On the last day of the summer holidays, and under what's typical seasonally unpredictable weather, a large crowd gathered in downtown Helsinki for Scandinavia's urban music event, Flow Festival. Black Motor Trio began its set with a tunes featuring its usual bravado and panache, ably abetted by Finland's decorated trumpeter, Verneri Pohjola. This was the same lineup as on its recent release Rubidium (TUM records, 2012), where the band successfully interwove Pohjola's more melodic pieces with its usual free jazz repertoire. The band frequently invites guests to perform and has included many of the country's leading jazz artists, most recently guitarist Raoul Björkenheim, as well as, in 2012, Peter Brötzmann. And Pohjola's background is equally eclectic, having worked with the nationally renowned big band UMO, and playing a prominent part in this country's most successful nu-jazz outfits, Quintessence, the Ilmiliekki Quartet and his own Quintet.

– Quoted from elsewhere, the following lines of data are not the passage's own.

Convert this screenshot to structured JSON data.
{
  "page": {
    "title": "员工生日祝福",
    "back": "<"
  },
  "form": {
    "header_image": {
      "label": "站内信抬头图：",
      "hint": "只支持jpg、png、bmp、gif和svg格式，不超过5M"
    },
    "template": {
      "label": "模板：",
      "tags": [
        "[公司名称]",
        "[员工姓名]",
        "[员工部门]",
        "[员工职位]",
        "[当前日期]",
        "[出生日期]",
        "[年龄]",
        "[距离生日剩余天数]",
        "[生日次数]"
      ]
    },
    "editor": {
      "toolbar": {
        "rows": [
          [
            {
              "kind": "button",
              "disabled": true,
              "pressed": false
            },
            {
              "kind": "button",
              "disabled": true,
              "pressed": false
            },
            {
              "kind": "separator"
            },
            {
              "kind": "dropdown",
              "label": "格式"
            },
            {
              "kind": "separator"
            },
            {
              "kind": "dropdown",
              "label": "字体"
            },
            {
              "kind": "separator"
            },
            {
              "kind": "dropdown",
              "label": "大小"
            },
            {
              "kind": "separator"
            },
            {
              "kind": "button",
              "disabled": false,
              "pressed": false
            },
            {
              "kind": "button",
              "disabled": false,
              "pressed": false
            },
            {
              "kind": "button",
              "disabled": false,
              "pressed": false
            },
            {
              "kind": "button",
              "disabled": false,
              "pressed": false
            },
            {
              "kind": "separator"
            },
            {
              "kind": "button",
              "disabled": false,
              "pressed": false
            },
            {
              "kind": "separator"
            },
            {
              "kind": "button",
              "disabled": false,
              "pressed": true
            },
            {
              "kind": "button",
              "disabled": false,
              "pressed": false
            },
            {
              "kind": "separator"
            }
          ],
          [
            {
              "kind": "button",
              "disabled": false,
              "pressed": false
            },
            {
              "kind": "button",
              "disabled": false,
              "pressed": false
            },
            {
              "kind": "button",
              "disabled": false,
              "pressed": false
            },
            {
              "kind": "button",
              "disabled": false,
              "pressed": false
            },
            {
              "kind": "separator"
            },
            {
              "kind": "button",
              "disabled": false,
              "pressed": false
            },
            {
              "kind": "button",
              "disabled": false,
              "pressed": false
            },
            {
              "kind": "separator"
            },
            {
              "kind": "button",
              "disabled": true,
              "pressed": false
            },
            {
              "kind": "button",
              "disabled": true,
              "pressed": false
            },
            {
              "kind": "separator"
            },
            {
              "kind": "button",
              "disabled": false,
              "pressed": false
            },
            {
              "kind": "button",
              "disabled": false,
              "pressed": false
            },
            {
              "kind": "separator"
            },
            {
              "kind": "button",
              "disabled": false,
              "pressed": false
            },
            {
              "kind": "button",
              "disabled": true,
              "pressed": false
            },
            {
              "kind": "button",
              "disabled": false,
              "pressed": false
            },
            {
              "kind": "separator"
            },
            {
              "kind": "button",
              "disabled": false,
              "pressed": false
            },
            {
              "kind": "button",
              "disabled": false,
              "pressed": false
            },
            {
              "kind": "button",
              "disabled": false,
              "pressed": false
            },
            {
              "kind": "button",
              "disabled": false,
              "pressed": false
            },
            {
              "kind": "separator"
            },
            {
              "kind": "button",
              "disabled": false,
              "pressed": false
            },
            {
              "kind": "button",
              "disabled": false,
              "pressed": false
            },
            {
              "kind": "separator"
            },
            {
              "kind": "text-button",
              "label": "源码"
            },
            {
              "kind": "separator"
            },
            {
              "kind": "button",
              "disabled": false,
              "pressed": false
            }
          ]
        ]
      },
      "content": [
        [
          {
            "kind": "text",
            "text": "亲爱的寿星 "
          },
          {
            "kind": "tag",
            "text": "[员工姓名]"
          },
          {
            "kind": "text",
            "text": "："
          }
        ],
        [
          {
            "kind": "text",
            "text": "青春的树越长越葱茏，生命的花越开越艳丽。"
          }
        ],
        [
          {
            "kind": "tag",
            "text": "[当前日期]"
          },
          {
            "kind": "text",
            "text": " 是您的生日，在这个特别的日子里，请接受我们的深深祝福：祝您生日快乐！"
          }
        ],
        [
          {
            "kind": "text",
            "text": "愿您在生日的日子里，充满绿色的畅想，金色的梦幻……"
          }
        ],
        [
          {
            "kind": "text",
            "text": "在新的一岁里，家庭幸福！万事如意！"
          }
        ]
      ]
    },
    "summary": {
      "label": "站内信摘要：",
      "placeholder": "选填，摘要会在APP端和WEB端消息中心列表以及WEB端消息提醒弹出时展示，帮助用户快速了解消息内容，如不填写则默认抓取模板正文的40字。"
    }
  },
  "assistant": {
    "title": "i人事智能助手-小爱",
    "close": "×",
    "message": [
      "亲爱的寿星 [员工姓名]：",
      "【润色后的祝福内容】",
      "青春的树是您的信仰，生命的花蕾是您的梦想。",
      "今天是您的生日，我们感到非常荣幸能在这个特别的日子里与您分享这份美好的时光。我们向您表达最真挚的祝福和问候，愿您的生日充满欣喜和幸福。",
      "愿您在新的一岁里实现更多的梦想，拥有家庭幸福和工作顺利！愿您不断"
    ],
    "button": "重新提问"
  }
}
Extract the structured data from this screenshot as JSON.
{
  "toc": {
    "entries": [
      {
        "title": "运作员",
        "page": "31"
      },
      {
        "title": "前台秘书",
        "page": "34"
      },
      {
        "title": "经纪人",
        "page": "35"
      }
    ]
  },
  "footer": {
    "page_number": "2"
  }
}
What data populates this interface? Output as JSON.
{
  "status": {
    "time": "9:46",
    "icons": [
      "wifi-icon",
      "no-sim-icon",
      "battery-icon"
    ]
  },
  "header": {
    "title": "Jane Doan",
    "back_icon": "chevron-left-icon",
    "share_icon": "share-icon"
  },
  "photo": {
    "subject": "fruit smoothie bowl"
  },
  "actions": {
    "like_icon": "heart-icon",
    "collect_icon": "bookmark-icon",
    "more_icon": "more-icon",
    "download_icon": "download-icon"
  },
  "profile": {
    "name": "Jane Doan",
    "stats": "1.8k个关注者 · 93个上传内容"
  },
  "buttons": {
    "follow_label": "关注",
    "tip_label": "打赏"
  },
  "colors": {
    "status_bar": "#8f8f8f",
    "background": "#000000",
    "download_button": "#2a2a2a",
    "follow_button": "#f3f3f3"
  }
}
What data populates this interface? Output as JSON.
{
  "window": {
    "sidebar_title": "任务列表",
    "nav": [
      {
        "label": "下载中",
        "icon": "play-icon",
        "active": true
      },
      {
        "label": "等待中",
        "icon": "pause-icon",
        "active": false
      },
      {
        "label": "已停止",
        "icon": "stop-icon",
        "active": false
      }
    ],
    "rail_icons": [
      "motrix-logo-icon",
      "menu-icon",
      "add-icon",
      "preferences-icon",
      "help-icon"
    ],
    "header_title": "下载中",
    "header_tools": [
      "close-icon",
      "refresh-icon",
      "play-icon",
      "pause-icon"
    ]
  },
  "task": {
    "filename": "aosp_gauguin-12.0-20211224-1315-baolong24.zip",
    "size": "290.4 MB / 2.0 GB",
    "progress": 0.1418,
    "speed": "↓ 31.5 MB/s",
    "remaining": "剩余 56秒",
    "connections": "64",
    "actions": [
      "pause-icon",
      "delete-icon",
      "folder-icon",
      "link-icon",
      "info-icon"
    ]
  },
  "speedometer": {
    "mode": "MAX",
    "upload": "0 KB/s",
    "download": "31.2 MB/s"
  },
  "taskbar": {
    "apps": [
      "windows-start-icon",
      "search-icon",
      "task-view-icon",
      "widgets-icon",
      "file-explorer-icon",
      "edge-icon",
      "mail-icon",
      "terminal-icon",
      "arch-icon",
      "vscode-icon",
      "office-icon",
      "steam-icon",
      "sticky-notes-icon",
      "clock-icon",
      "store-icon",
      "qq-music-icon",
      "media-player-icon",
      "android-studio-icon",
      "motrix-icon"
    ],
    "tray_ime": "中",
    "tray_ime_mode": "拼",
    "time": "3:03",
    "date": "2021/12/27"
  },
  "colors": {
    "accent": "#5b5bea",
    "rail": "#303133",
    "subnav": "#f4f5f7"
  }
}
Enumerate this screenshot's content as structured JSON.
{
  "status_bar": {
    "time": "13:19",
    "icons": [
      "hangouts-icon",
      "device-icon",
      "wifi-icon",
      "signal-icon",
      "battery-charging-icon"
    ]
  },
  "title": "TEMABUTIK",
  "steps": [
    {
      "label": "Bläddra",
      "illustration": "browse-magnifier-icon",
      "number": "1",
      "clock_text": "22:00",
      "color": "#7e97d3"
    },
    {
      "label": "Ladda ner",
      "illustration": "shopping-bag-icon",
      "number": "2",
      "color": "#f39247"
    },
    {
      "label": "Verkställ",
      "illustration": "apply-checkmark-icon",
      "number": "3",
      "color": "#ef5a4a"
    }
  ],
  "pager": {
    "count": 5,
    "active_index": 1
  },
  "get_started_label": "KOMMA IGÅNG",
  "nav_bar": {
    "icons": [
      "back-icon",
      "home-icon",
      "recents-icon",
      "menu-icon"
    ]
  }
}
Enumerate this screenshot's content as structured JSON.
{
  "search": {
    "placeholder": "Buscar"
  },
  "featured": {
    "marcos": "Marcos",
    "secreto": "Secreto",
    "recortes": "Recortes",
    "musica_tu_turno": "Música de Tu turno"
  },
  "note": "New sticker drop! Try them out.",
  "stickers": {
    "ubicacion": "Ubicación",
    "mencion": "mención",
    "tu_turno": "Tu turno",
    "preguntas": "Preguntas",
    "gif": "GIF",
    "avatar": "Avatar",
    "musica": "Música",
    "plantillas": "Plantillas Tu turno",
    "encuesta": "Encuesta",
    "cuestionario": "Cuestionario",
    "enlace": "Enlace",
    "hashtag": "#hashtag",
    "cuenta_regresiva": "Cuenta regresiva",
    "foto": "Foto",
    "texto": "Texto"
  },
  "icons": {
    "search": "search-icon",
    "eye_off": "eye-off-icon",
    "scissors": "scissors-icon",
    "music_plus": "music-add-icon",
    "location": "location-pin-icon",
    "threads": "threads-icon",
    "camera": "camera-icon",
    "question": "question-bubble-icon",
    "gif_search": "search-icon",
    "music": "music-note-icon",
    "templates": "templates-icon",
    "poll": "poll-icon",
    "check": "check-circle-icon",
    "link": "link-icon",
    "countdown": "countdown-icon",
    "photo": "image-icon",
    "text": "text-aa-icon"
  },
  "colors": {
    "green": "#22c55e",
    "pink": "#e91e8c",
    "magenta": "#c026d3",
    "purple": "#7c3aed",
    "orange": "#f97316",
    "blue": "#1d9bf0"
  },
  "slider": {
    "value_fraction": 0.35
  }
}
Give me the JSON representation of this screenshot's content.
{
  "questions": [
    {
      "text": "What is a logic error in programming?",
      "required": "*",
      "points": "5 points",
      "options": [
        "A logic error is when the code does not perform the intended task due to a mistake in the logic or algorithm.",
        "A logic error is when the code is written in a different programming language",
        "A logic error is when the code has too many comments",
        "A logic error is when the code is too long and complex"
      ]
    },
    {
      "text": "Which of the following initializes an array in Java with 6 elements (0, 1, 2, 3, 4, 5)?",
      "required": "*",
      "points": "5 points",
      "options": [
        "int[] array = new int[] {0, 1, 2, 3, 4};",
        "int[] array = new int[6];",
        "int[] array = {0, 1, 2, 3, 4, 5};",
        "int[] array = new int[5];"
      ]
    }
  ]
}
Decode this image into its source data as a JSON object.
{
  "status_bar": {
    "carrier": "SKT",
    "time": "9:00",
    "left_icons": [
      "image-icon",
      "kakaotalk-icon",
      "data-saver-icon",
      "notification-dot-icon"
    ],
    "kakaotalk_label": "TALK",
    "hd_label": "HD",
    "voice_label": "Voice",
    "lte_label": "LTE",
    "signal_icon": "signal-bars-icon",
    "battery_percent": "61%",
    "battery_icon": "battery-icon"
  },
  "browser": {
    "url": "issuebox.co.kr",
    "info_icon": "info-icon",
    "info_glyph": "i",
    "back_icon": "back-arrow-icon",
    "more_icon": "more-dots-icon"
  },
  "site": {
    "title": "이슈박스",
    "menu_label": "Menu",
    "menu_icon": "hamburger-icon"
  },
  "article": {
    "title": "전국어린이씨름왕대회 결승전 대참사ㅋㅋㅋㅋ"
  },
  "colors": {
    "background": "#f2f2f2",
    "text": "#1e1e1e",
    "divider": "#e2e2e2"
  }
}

Utilizing a 360° outdoor circular stage, the band played directly under a large white balloon tethered beneath the site's iconic two towering brick chimneys. With an assorted audience of Sunday afternoon revelers all around them, the two solo instrumentalists faced each other at the front of the stage. Sami Sippola's saxophone style reflected his own appearance: long straggly hair and beard, beaded cowboy hat and boots, and an instrument that hasn't seen any polish since it left the factory. He blew long solos, often extricating choruses of overblown notes that bounced from the lower registers, up and back, straining to keep within the bounds of musical sound. By contrast, Pohjola, in dark jacket and tightened tie, parried and interjected or alternatively accompanied the sax's rasping runs with his own crisper trumpet lines. In contrast with his other, more melodic partnerships, Pohjola seemed to relish the chance to cut and oppose Sippola's own angular style.

Behind the two leading soloists, drummer Simo Laihonen and acoustic bassist Ville Rauhala both put in stalwart performances. Laihonen and his Tampere-based colleagues go out of their way to make music that is out of the ordinary, but still more or less accessible. When the groove takes them it can be wild, but many compositions here were surprisingly mellow, often even melancholy. Pohjola played their foil, either looking across the stage towards Sippola's more demonic solos, or taking flight himself in some choicely elegant trumpetry.

In addition to main acts like Alicia Keys, Kraftwerk and Public Enemy, the Flow Festival is increasingly including a range of local jazz lineups in addition to larger names like this year's Ravi Coltrane. Black Motor fitted very successfully the festival's extension of its original underground image—which, after 10 years of steady growth now encompasses almost all musical tastes. That said, this band certainly does not, and did not, play lazy Sunday afternoon music.